City’s Social Services Criticised Over Baby Murder

Warning signs were missed before a Swansea baby died of brain damage with 50 injuries on his body, says a review carried out by the Local Safeguarding Children Board into the involvement of all local services leading up to his murder.

Social workers failed to follow up child abuse allegations about 13-month-old Aaron Gilbert. Eight days before he was killed by his mother’s partner in May 2005, an anonymous caller complained about the way he was being treated.

But instead of an investigation, a letter was sent to Aaron’s mother, Rebecca Lewis, and went to the wrong address. Lewis was later convicted of familial homicide for failing to protect Aaron.

On the same day in an unrelated visit, a health visitor called at their house and left a card. But later that day, 13-month-old Aaron was admitted to hospital suffering from head injuries from which he never recovered. He had 50 injuries on his body when he died of brain damage in May 2005, it emerged during the trial at Swansea Crown Court.

Last year, Lewis became one of the first people in the UK to be convicted of familial homicide after a jury found her guilty of failing to prevent partner Andrew Lloyd from murdering baby Aaron. Lloyd admitted the murder and was jailed for 24 years, while Lewis was jailed for six years.

The report concludes that sending a letter was an “inadequate response” to the allegations. It says the social worker was not properly supervised because key staff had left and had not been replaced immediately. There were also problems about the way information about Lloyd was shared and he was not identified as a “significant risk”.

Details of his parole licence were not put on police computers, mental health services did not pass on information about his personality disorder and his history of domestic violence was not shared with the probation service.

The report found work of the health service was “largely very positive” But on one occasion his mother took Aaron to hospital with an injured arm and left before being seen.

Staff decided a home visit was needed, but it never took place because of staff sickness. The report adds that, while many of the circumstances which led to Aaron’s death could not have been predicted, lessons must be learned by everyone involved in the case.

The report calls for a review of the department which took the anonymous call claiming Aaron had bruises and was being cared for by people who possibly had problems with drugs. The report adds that, while many of the circumstances which led to Aaron’s death could not have been predicted, lessons must be learned by everyone involved in the case. This included Swansea social services, the Probation Service, the NHS and South Wales Police.

LSCB chairman, Mark Roszkowski, said: “We welcome the review as a means for all the agencies involved to identify lessons that need to be learned to improve interagency working and better safeguarding for children.”

The child and family division of Swansea social services said it had carried out its own examination and had already implemented many of the review’s recommendations. It said it would be working closely with its partners to further improve procedures in the interest of vulnerable children.
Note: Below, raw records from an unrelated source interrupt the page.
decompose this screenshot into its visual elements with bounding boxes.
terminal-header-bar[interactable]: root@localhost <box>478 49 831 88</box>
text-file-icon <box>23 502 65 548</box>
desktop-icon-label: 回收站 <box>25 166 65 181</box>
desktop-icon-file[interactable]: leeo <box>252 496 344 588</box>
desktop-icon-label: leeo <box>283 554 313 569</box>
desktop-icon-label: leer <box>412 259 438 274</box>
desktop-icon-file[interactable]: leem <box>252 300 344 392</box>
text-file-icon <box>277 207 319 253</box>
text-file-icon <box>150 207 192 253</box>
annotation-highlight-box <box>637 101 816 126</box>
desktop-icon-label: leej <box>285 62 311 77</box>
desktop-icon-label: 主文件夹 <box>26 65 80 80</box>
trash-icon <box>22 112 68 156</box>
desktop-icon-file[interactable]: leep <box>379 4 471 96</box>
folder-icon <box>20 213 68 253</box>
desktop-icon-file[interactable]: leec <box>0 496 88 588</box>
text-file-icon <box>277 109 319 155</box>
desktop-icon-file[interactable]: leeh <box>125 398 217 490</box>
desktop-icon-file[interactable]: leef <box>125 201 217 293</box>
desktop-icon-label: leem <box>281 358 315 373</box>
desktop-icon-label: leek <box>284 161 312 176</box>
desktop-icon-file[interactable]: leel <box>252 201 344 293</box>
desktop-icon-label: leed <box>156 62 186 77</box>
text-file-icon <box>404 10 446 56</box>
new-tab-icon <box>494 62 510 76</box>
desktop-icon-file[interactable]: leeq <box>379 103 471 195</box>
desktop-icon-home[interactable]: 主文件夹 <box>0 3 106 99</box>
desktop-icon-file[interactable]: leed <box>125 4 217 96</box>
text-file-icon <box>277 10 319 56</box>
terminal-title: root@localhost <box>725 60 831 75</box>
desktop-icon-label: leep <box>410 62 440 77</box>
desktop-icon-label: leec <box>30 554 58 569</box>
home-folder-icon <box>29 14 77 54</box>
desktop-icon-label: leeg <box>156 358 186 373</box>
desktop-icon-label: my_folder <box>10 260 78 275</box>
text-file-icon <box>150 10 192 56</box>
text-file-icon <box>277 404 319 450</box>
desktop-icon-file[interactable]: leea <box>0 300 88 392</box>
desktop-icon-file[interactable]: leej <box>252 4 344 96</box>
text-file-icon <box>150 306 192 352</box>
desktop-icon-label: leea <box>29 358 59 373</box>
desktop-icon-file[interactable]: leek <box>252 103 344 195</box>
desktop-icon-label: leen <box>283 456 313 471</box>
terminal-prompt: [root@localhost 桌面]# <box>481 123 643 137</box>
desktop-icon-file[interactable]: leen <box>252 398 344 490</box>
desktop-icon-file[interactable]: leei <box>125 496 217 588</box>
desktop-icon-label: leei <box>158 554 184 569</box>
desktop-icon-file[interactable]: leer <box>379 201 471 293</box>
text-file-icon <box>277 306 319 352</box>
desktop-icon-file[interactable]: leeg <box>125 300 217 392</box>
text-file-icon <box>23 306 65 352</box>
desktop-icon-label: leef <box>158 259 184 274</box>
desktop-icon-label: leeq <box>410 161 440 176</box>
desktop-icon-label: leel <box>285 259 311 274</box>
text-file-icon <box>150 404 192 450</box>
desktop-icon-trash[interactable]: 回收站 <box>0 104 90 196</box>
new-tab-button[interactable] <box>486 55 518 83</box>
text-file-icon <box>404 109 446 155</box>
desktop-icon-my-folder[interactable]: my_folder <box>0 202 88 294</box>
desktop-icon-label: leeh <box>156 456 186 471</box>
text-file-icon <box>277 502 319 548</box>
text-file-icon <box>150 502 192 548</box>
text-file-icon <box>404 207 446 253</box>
Swansea Health Community said it was important that agencies involved in child care worked together to avert tragedies like Aaron’s death, and an action plan was in place to further improve procedures.

The report calls for:

– A comprehensive review by Swansea social services in how it deals with information and makes critical child protection decisions.
– Review policy for engaging the community as partners in the child protection process
– Examine information-sharing procedures
– Review procedures for calling domestic violence risk assessment conferences
– Raise failings of the process for placing details on the police national computer with organisations responsible

This included Swansea social services, the Probation Service, the NHS and South Wales Police.
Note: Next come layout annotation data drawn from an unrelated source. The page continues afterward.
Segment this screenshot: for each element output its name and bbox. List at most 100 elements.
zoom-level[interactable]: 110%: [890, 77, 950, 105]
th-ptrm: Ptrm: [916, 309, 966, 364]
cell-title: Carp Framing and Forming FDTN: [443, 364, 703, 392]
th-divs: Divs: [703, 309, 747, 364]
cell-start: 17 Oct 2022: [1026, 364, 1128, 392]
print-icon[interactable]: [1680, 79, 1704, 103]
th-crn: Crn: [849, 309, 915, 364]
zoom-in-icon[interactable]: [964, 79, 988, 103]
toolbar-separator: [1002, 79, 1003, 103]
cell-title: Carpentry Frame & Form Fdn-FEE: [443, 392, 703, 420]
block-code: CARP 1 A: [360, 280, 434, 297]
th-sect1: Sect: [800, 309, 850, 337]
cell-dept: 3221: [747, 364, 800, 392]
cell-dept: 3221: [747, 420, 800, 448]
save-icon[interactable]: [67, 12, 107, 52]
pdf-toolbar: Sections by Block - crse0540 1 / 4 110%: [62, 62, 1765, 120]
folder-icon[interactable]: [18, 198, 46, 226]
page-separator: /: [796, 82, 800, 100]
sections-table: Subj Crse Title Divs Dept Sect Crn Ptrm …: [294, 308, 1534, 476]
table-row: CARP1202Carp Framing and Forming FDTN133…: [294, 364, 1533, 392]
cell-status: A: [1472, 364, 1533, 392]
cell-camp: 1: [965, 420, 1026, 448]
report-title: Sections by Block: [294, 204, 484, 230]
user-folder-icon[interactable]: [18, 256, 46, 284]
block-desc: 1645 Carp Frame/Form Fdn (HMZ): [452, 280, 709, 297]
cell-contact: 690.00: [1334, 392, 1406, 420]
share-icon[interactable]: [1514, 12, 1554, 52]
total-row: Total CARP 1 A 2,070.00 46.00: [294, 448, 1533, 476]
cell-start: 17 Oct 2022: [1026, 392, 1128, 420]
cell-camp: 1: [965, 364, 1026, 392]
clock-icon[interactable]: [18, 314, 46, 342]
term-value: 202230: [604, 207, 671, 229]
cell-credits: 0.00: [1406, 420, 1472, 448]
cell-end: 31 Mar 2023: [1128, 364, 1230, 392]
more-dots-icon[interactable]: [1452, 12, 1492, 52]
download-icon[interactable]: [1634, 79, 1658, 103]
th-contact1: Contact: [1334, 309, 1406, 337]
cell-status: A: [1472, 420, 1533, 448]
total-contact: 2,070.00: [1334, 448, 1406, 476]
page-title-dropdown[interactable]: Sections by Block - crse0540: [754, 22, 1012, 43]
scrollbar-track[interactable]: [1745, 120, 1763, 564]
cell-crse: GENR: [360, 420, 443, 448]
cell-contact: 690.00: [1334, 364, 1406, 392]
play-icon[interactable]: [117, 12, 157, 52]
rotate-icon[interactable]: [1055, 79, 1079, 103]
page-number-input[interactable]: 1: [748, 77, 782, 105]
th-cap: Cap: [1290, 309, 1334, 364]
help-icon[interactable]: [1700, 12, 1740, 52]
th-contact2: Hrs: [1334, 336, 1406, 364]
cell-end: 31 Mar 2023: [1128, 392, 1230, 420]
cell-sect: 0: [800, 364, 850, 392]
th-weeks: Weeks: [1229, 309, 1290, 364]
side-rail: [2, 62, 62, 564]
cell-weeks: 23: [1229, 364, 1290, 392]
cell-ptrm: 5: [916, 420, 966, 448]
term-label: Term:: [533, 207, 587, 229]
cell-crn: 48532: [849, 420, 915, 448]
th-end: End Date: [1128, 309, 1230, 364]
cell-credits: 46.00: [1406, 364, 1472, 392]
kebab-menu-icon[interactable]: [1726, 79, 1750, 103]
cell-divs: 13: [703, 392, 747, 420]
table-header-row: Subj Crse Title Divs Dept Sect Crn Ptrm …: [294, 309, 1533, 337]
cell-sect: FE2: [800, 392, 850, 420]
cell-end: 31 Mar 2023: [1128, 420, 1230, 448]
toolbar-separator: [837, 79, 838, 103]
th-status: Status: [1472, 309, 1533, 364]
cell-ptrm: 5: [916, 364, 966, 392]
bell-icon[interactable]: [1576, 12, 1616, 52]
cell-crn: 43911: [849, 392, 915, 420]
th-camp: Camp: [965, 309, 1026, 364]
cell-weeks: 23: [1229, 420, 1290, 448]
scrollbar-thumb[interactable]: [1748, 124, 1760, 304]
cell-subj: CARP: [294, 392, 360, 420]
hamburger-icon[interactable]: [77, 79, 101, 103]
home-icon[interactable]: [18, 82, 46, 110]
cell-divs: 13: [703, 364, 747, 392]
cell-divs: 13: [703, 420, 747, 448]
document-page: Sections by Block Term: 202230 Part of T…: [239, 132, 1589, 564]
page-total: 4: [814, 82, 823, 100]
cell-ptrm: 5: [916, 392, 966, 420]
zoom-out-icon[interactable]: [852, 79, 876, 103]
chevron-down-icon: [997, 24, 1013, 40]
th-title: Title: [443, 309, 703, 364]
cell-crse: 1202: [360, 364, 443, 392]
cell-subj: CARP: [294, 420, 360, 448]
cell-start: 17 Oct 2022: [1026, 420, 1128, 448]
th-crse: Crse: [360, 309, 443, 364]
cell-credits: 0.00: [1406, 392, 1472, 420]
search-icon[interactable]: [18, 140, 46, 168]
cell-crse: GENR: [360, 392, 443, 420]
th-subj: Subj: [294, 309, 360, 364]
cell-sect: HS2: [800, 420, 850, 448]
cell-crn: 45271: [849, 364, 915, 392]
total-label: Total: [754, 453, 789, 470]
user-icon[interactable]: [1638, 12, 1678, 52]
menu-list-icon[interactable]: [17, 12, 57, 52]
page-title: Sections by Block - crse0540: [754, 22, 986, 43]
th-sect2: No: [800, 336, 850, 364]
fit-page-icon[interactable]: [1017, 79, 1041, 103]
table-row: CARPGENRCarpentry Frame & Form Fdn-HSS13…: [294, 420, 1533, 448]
LSCB chairman, Mark Roszkowski, said: “We welcome the review as a means for all the agencies involved to identify lessons that need to be learned to improve interagency working and better safeguarding for children.”

The child and family division of Swansea social services said it had carried out its own examination and had already implemented many of the review’s recommendations. It said it would be working closely with its partners to further improve procedures in the interest of vulnerable children.

Swansea Health Community said it was important that agencies involved in child care worked together to avert tragedies like Aaron’s death, and an action plan was in place to further improve procedures.

Welsh Lib Dem Social Services spokesperson Jenny Randerson AM said today: “A lack of data sharing is partly responsible for the tragedy. It is clearly necessary for organisations to work more closely together. There is an obvious conflict between the Data Protection Act and the safety of children. It is important to safeguard private data but maybe we need to re-examine what effect this has on the safety of vulnerable children. I hope that the Report’s findings are heeded by Social Services across Wales and any future Government of Wales.”